Alarm management
The alarm process begins with the source of a condition that triggers an alarm. After creating the alarm, the system routes it to a recipient whose job it is to manage each alarm using the alarm console.

This simple process provides highly specific and flexible alarming life cycle management.
Alarm creation
Alarms are generated by components using an alarm extension.

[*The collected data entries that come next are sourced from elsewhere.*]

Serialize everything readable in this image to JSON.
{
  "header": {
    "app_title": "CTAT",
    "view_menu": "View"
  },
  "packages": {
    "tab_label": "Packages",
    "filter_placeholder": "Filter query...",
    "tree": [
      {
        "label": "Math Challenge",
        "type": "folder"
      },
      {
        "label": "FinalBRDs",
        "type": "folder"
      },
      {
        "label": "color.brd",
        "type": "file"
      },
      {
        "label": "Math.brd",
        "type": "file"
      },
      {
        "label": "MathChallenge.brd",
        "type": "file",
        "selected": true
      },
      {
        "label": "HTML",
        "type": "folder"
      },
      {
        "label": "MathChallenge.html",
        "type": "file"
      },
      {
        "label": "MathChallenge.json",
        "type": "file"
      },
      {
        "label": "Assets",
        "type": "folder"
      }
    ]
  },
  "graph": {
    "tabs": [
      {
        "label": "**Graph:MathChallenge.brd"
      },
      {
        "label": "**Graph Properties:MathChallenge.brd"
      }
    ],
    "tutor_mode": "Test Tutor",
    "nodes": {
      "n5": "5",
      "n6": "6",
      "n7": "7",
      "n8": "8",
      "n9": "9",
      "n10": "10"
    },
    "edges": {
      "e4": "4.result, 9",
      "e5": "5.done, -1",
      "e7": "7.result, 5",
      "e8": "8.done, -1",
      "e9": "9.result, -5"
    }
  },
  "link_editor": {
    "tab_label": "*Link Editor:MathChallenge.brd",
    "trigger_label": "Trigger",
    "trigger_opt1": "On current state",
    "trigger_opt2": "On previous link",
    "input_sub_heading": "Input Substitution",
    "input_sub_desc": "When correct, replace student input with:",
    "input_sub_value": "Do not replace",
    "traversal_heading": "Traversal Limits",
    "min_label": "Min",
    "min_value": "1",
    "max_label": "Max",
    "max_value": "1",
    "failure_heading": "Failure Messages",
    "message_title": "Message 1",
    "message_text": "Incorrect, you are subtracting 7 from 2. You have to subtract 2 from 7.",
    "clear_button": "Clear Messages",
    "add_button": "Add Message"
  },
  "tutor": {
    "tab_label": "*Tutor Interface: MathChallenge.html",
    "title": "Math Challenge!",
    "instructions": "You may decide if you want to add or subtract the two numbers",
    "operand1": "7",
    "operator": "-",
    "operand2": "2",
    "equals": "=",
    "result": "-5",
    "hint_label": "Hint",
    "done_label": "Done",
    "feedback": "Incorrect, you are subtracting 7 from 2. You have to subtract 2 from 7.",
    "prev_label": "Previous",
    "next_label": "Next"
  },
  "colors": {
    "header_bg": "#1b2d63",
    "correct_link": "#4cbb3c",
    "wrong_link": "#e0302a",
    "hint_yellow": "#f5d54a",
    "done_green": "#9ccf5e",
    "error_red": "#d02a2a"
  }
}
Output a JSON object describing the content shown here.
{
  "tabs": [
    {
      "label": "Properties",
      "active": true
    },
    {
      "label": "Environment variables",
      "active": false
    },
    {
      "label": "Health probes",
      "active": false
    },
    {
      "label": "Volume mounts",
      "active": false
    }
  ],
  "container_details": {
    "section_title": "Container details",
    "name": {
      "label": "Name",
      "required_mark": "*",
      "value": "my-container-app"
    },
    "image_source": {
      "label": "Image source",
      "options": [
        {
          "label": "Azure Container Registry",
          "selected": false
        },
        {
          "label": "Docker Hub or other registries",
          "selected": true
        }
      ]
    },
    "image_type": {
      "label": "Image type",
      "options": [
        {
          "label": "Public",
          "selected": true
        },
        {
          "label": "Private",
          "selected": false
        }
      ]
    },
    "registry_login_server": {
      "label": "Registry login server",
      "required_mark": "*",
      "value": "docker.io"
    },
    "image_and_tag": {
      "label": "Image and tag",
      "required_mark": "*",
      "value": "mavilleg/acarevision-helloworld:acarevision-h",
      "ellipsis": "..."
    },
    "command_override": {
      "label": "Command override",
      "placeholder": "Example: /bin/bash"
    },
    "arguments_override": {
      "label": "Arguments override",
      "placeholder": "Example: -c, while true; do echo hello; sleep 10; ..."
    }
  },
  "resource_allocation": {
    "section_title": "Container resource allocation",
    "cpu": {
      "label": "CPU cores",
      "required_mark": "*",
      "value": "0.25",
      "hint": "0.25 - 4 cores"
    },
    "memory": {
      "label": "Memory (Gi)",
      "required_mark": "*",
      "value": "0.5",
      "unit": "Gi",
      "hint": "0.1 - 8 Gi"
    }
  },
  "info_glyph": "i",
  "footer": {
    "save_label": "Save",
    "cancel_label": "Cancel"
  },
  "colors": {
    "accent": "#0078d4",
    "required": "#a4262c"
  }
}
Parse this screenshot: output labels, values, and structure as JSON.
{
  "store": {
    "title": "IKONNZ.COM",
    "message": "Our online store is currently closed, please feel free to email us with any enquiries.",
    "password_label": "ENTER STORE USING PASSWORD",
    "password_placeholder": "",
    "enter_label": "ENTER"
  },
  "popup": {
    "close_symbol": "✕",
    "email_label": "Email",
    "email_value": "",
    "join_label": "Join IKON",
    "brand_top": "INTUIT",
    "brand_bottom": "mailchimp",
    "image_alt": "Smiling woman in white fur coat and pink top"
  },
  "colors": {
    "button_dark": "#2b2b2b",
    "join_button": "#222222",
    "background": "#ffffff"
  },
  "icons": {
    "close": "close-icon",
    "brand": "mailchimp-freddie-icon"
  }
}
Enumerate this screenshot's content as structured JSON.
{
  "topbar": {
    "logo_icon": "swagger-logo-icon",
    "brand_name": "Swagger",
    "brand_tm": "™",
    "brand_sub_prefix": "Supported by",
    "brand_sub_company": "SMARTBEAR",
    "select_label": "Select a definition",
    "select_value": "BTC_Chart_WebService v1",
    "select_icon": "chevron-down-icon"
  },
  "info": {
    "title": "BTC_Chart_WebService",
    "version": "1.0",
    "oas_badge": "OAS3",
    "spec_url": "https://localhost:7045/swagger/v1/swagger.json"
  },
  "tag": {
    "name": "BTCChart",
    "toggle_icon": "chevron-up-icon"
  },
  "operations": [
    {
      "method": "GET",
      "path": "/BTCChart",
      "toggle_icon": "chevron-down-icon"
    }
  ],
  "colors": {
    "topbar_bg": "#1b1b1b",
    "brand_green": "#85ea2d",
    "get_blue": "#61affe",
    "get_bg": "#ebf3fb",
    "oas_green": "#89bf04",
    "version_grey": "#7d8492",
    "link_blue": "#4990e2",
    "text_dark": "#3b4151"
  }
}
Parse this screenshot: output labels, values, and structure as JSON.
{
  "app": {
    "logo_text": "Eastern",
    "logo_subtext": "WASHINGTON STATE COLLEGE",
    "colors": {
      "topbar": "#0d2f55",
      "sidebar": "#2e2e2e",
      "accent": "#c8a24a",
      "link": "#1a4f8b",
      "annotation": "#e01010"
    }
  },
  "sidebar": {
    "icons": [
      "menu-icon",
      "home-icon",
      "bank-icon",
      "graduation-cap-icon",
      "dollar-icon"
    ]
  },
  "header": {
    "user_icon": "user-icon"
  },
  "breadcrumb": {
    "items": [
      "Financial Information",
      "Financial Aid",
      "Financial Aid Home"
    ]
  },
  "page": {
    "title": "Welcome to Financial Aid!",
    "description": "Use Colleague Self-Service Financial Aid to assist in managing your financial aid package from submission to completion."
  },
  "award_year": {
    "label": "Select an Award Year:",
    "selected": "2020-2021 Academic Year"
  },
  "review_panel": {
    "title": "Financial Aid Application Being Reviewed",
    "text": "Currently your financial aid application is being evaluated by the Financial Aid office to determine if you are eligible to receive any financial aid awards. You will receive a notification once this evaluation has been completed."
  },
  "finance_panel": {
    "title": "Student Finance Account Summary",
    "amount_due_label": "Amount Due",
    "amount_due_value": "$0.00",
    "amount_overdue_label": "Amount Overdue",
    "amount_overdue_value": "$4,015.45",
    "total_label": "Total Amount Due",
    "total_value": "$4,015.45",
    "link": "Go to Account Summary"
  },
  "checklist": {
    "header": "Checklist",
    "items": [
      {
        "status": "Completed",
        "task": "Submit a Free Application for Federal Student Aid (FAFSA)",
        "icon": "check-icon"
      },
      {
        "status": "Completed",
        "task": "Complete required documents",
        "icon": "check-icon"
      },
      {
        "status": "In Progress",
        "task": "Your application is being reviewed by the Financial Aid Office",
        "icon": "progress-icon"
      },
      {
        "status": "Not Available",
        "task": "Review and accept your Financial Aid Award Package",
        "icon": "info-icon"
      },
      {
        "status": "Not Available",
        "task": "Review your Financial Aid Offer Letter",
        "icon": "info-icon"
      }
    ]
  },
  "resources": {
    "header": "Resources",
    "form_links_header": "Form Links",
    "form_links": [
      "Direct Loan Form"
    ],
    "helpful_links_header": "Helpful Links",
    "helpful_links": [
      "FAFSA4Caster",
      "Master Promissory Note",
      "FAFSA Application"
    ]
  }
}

The alarm extensions create the alarm whenever specified values are outside of normal range. Alarms are then handled by the alarm service.
Alarm routing
In addition to allowing you to specify the routing destinations (including archiving destinations, the alarm service provides notification and acknowledgment properties:
Notification
Alarms are routed to one or more recipients based on the class of the alarm. This includes notification by email, at the alarm console, on a lineprinter, or at one or more remote stations.
Acknowledgment
Alarms may require a response from those who are notified. If a required acknowledgment is not received within an optionally-specified time, alarms can be escalated and re-routed to other designated alarm recipients.
Alarm management
Typically open alarms, (alarms not yet acknowledged and/or acknowledged but not yet transitioned back to normal) are managed using the alarm console. Open alarms can be stored in records that are managed by the local alarm database management interface, as they are often updated (through alarm transitions, acknowledgement, adding notes, etc.) and viewed (via alarm console).
In Niagara 4.11 and later, there is added support for the Alarm Archive feature in the Alarm Service. The Orion Archive Alarm Provider added to the Alarm Service provides the mechanism to archive cleared and closed alarms. This is useful for customers who need to store a large number of alarms for historical and regulatory purposes. For more details, see “alarm-OrionArchiveAlarmProvider” in the “Components” section of the Niagara Rdbms Driver Guide.